A novel high-entropy filler (Ni₃₀Co₂₀Cr₂₀Mo₁₀Al₁₀Ti₁₀) for SiC_f/SiC and DD3 brazing: Enhanced joint strength via plastic phase

This study introduces a novel high-entropy filler, Ni₃₀Co₂₀Cr₂₀Mo₁₀Al₁₀Ti₁₀, and compares it with the well-known high-entropy filler (CoFeNiCrMn)₈₈Nb₁₂, which is highly compatible with SiC_f/SiC for brazing SiC_f/SiC and DD3 alloys. The results show that when (CoFeNiCrMn)₈₈Nb₁₂ is used as the filler, the FCC1/Ni(s, s) interface at the brazing center and the Ni₂Si/(Ti, Nb)C interface near the composite side exhibit non-coherent interfaces, characterized by significant lattice mismatch and poor bonding. Additionally, IFFT analysis of high-resolution TEM images, combined with nanoindentation test results, reveals that the Ni₂Si phase has limited plastic deformation ability, along with high modulus and hardness, which negatively impacts joint performance. In contrast, when Ni₃₀Co₂₀Cr₂₀Mo₁₀Al₁₀Ti₁₀ is used as the filler, although the FCC2/Ni(s, s) and FCC2/Cr(s, s) interfaces at the center of the brazing seam also exhibit non-coherent interfaces, the lattice mismatch is reduced.
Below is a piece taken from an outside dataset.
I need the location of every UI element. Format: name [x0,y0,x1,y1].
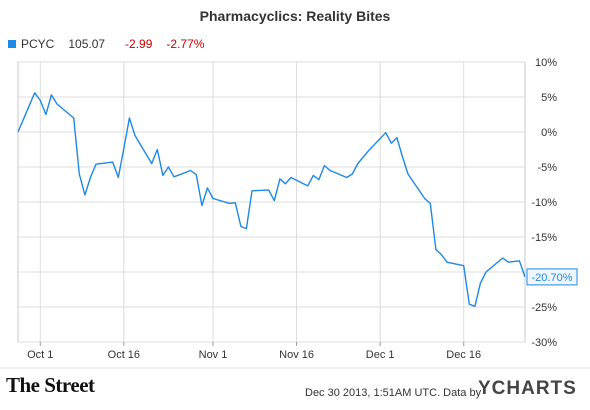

Additionally, the Cr₃Ni₂SiC/TiC and Cr₃Ni₂SiC/CrC interfaces near the composite material side exhibit semi-coherent interfaces with a smaller lattice mismatch, which enhances interface bonding in the brazed joint. Moreover, IFFT analysis and nanoindentation tests show that Cr₃Ni₂SiC has good plastic deformation ability, as well as low modulus and hardness, which benefit joint performance. When brazed with Ni₃₀Co₂₀Cr₂₀Mo₁₀Al₁₀Ti₁₀ filler under the same process conditions, the SiC_f/SiC/DD3 joint exhibits a clear yield stage, significant fluctuations on the fracture surface, and a shear strength of 117.1 MPa, approximately 21 % higher than that of the joint brazed with (CoFeNiCrMn)₈₈Nb₁₂ filler. This study offers insights into the development of new filler systems for brazing SiC_f/SiC composites and DD3.